As he listened, Basil’s eyes filled with tears, and when bidden to rise he felt as one who has thrown off a burden; rejoicing in his recovered strength of body and soul, he gazed into that venerable face with gratitude too great for words.
‘Remember now thy Creator in the days of thy youth.’ It was with a parent’s tenderness that Benedict now spoke. ’I am old, O Basil, and have but a few more steps to take upon this earth. Looking upon me, you see long promise of life before you. And yet—’
The soft accents were suspended. For a moment Benedict gazed as though into the future; then, with a wave of his hand, passed to another thought.

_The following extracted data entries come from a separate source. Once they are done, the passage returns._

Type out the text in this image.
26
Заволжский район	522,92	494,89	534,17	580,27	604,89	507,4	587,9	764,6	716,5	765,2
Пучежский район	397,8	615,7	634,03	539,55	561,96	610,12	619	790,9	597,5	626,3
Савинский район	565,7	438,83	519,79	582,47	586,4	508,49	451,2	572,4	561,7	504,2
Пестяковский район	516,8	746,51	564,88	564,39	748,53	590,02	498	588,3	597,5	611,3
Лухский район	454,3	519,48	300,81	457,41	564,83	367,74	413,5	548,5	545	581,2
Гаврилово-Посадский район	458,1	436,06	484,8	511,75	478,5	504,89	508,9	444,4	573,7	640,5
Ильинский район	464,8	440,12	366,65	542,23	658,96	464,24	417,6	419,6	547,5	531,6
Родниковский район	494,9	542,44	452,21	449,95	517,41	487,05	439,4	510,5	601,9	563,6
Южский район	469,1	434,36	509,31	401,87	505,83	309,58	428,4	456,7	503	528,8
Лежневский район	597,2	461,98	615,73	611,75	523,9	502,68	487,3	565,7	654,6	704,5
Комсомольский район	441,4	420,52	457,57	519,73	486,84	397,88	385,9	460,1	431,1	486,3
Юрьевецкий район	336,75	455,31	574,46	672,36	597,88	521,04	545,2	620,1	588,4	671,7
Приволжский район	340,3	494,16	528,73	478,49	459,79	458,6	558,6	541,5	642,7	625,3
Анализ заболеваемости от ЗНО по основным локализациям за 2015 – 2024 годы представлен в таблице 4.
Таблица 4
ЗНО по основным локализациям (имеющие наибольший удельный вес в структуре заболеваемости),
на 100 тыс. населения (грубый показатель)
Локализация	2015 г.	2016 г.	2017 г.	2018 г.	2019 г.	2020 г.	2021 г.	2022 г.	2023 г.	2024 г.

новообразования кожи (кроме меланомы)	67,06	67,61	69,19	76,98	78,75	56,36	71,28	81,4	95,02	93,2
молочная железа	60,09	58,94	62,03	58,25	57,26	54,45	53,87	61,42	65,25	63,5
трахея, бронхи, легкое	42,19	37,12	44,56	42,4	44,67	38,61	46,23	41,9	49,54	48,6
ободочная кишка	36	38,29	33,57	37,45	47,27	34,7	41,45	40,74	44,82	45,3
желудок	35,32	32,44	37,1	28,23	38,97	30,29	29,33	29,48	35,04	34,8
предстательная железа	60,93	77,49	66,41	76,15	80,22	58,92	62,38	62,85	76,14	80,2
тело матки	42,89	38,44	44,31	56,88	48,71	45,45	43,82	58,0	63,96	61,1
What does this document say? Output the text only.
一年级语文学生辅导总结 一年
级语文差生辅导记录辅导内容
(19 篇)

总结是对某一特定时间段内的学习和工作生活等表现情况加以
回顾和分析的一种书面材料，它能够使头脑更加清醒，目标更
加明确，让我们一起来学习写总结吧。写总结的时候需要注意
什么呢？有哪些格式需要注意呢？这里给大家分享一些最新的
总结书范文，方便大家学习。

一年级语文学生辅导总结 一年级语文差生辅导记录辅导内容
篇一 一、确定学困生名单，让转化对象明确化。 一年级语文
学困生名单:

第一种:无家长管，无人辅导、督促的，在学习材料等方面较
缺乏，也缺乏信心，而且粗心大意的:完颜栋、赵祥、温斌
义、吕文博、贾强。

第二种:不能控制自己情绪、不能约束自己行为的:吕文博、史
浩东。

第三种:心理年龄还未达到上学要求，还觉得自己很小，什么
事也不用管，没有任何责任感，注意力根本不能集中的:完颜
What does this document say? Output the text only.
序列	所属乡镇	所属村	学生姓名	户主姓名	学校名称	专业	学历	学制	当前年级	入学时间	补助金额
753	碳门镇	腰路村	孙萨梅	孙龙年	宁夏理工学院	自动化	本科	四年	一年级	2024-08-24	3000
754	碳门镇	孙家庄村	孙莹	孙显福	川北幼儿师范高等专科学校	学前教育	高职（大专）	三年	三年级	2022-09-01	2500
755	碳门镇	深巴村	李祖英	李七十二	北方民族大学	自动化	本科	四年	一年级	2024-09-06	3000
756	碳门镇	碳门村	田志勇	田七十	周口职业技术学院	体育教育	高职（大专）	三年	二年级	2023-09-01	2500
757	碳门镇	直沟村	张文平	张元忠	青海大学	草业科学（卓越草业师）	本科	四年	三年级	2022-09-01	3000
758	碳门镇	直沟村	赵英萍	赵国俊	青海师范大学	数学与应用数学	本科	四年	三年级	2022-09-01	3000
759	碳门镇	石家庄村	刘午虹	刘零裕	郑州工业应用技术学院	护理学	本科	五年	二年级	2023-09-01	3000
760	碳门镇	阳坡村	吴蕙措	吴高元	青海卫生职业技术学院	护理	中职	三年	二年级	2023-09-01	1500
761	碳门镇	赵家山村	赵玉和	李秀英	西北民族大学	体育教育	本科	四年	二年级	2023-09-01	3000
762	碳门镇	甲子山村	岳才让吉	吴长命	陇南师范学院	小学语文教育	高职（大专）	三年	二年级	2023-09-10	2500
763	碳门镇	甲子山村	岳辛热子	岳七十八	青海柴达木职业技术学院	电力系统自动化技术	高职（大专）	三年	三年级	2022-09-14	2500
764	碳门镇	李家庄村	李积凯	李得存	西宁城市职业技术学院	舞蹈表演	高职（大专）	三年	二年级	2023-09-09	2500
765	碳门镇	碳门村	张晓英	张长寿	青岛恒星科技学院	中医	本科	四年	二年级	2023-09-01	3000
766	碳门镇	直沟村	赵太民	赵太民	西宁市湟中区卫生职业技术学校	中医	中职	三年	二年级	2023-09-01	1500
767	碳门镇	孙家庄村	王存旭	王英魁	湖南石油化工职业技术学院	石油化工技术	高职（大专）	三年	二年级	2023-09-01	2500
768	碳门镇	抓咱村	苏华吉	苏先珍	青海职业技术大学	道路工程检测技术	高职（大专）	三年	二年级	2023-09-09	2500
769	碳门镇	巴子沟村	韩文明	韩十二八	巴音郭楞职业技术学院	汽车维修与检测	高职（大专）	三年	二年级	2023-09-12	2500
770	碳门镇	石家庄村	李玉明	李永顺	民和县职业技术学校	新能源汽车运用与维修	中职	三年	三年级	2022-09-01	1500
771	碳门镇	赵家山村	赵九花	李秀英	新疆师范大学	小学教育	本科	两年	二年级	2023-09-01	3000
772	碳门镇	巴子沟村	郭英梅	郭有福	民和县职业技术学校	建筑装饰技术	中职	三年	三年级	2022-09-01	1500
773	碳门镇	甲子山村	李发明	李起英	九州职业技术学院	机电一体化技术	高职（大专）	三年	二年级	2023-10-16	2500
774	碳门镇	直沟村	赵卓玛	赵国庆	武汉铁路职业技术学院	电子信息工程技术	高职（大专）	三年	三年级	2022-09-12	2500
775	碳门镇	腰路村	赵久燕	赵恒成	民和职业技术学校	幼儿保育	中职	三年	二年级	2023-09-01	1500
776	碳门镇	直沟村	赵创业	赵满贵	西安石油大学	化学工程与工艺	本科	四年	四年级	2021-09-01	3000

’To-morrow you will join with us in the Holy Communion. You will pass the day in sober joy among the brethren, not one of whom but shares your gladness and desires your welfare. And at sunrise on the day after, you will go forth from our gates. Whether to return, I know not; be that with the Ruler of All. If again you climb this mount, I shall not be here to bid you welcome. Pray humbly, even as I do, that we may meet in the life eternal.’
After Mass on the morrow, when he had joyfully partaken of the Eucharist, Basil was bidden to the priest’s room. This time it was the prior himself who received him, and with an address which indicated the change in the position of the penitent, now become an ordinary guest.
’Lord Basil, your follower, Deodatus, is minded to fulfil the prophecy of his name, and tells me that it would be with your good will. Are you content to deprive yourself of his service, that he may continue to abide with us, and after due preparation, take the vows of our community?’
‘Content,’ was the reply, ’and more than content. If ever man seemed born for the holy life, it is he. I entreat you, reverend father, to favour his desire.’
’Be it so. I have spoken of this matter with the lord abbot, who has graciously given his consent. Let me now make known to you that, at sunrise to-morrow, your attendants who have been sojourning at Casinum, will await you by the gate of the monastery. I wish you, dear lord, a fair journey. Let your thoughts sometimes turn to us; by us you will ever be remembered.’
Long before the morrow’s sunrise, Basil was stirring. By the light of his little lamp, he and Deodatus conversed together, no longer as master and servant, but as loving friends, until the bell called them to matins. The night was chill; under a glistening moon all the valley land was seen to be deep covered with far-spreading mist, whereamid the mount of the monastery and the dark summits round about rose like islands in a still, white sea. When matins and lauds were over, many of the monks embraced and tenderly took leave of the departing guest. The last to do so was Marcus, who led him aside and whispered:
’I see you have again put on your ring, as was right. Let me, I beg of you, once more touch it with my lips.’